The first proof of the origin of malignant rhabdoid tumour (MRT), a rare childhood cancer, has been discovered by researchers at the Wellcome Sanger Institute, the Princess Máxima Center for Pediatric Oncology in the Netherlands, and their collaborators.
The study, published today in Nature Communications, found that MRT arises from developmental cells in the neural crest whose maturation is blocked by a genetic defect. The team also identified two drugs that could be used to overcome this block and resume normal development, bringing hope of new treatments for the disease.
Malignant rhabdoid tumour (MRT) is a rare soft tissue cancer that predominantly affects infants. Although these tumours may arise in any part of the body, they usually form in the kidney and the brain. MRT is one of the childhood cancers with the poorest outcomes.
The rarity of MRT, with only 4-5 cases per year in the UK, combined with its aggressiveness, make clinical trials extremely difficult. Until now, the origin of MRT has not been known and no reliably effective treatment currently exists. This new study sought to discover the root of MRT in the hope of identifying new treatments for the disease.
For this study, two cases of MRT were whole genome sequenced at the Wellcome Sanger Institute, alongside corresponding normal tissues. The researchers then conducted phylogenetic analyses of the somatic mutations in the diseased and healthy tissue, in order to ‘reconstruct’ the timeline of normal and abnormal development.
The analyses confirmed that MRT develops from progenitor cells on their way to becoming Schwann cells, a cell type found in the neural crest, due to a mutation in the SMARCB1 gene. This mutation blocks the normal development of these cells, which can then go on to form MRT.
Researchers at the Princess Máxima Center for Pediatric Oncology then inserted the intact SMARCB1 gene into patient-derived MRT organoids, artificial tumours grown in the laboratory from the patients’ original tumours, to successfully overcome the maturation block that had prevented normal development and led to cancer. Based on single-cell mRNA analyses and predictions made from these experiments, the researchers then identified two existing medicines that overcome the maturation block and could thus be used to treat children with MRT.
Dr Jarno Drost, co-lead author of the study from the Princess Máxima Center for Pediatric Oncology, said: “To be able to identify where malignant rhabdoid tumour (MRT) comes from for the first time is an important step in being able to treat this disease, but to confirm that it is possible to overcome the genetic flaw that can cause these tumours is incredibly exciting.
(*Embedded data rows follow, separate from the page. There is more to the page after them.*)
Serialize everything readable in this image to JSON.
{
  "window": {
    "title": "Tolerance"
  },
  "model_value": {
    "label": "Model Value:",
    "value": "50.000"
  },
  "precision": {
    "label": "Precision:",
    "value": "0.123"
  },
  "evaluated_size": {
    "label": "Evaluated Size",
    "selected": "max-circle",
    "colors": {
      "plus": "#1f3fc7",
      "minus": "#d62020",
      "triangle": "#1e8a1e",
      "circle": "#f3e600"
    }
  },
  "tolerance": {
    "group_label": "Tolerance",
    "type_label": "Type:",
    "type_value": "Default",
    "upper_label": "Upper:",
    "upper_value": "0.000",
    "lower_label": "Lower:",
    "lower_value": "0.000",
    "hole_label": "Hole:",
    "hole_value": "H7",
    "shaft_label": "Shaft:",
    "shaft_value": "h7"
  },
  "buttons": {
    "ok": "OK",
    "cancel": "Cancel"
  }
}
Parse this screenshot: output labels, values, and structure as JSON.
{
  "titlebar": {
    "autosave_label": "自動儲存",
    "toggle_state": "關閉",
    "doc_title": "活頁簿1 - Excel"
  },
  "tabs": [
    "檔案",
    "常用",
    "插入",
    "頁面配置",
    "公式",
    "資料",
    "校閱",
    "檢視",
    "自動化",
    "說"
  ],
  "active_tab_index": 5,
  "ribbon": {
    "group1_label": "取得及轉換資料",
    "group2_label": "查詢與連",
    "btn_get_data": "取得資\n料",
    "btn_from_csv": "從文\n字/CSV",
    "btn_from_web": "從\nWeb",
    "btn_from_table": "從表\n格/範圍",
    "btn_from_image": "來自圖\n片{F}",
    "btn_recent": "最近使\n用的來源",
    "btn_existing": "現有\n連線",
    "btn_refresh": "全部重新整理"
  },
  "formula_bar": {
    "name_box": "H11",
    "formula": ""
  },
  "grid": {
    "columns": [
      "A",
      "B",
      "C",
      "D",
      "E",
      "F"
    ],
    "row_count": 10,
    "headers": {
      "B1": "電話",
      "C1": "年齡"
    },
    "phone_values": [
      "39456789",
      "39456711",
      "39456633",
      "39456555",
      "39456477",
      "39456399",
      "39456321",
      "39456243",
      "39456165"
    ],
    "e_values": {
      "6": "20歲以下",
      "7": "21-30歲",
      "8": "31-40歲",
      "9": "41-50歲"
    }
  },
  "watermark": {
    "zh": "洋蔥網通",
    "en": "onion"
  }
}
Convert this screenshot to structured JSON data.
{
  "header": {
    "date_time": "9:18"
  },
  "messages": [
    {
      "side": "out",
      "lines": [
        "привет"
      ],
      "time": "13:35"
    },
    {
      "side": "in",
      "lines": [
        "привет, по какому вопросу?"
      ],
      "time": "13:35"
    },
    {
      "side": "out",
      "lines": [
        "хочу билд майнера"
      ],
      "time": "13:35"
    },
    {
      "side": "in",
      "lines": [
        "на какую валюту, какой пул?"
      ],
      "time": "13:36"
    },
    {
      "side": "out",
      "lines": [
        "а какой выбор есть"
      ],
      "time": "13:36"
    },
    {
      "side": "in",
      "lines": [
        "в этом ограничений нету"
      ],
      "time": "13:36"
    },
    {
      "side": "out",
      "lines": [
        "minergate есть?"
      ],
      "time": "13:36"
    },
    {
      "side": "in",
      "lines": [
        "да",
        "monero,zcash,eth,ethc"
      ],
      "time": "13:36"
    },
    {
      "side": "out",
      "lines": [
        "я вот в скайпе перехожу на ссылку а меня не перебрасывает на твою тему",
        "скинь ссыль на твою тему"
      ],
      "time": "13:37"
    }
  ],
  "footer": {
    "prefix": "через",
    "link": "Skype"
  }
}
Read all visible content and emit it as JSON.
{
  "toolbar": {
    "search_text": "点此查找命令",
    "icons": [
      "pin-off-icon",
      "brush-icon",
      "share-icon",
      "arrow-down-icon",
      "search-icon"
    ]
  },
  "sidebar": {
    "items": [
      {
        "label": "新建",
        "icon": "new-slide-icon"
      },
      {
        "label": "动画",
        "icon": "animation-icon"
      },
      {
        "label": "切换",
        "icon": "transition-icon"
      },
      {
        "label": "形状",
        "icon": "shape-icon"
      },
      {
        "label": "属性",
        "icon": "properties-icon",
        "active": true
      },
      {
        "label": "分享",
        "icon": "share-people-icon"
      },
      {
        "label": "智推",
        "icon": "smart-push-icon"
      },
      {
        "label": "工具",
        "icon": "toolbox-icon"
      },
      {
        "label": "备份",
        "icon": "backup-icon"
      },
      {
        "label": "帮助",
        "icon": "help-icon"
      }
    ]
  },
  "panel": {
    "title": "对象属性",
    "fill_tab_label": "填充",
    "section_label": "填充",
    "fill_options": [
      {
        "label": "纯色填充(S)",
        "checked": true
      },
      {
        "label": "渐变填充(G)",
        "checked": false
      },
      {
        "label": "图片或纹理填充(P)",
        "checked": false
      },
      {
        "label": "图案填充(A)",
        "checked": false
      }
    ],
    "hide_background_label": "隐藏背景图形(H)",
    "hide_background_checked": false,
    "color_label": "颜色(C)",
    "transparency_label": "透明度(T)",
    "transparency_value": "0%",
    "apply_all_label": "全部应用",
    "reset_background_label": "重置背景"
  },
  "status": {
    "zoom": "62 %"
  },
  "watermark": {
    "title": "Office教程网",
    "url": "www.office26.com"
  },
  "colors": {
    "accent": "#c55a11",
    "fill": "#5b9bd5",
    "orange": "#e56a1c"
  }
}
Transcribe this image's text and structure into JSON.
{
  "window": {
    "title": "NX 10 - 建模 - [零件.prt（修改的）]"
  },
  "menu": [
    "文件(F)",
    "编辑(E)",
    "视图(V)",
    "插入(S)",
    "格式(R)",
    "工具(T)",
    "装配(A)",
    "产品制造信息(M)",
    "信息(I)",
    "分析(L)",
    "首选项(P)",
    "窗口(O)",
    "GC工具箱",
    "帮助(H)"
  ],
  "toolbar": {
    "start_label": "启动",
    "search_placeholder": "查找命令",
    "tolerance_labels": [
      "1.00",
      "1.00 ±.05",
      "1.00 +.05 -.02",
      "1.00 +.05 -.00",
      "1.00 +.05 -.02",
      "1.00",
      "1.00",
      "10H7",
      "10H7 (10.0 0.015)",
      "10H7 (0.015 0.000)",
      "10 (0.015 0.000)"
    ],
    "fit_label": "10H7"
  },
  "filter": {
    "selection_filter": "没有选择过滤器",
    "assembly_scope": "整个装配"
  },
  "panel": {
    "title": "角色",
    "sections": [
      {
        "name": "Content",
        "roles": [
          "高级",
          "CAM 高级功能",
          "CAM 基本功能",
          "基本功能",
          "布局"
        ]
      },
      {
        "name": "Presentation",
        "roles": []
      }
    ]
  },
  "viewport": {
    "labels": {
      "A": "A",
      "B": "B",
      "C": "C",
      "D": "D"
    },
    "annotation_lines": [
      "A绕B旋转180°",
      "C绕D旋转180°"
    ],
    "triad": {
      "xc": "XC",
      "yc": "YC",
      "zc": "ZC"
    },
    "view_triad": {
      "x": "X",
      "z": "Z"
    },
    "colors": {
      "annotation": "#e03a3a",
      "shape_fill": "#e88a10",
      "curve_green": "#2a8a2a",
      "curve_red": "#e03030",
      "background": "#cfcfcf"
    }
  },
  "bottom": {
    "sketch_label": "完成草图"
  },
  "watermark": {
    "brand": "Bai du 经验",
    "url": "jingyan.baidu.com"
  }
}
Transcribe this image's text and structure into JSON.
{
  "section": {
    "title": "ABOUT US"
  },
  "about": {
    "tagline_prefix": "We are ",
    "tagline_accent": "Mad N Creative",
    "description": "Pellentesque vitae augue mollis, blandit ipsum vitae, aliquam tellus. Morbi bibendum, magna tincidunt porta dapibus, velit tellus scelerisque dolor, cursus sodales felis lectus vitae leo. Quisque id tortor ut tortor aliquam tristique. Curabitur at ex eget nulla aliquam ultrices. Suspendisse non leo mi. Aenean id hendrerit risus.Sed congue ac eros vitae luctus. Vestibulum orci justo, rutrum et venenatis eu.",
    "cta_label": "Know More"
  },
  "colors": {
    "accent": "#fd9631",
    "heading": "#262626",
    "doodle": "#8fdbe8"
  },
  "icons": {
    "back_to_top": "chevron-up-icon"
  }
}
The fact that two drugs already exist that we think can be used to treat the disease gives us hope that we can improve outcomes for children diagnosed with MRT.”
Professor Richard Grundy, Chair of the Children’s Cancer and Leukaemia Group, said: “It is fantastic to see this collaborative research bearing highly translatable outcomes in a childhood cancer with a currently poor prognosis. It emphasises the significant benefit of a National Tumour banking system, that allows collection of rarer tumours and in turn, the best use of such precious tissue through agreement of the CCLG Biological Studies committee that oversees this resource. For this to result in such a meaningful outcome gives new hope to children with malignant rhabdoid tumour (MRT).”
MRT remains a cancer with very poor outcomes for which few new treatments are on the horizon. This study harnesses cutting edge quantitative and experimental methods, to identify a potential new treatment for MRT.
Dr Sam Behjati, co-lead author of the study from the Wellcome Sanger Institute, said: “We began our enquiry into the origins of malignant rhabdoid tumours in late 2019, so we have gone from hypothesis to discovery of origin to possible treatments for the disease in just over a year. This was possible due to all the leading-edge tools available to us, from organoid technology to single-cell mRNA sequencing to drug screen databases. I hope this study will serve as the blueprint for discovering the origin of other childhood cancers and, ultimately, lead to better outcomes for children affected by these awful diseases.”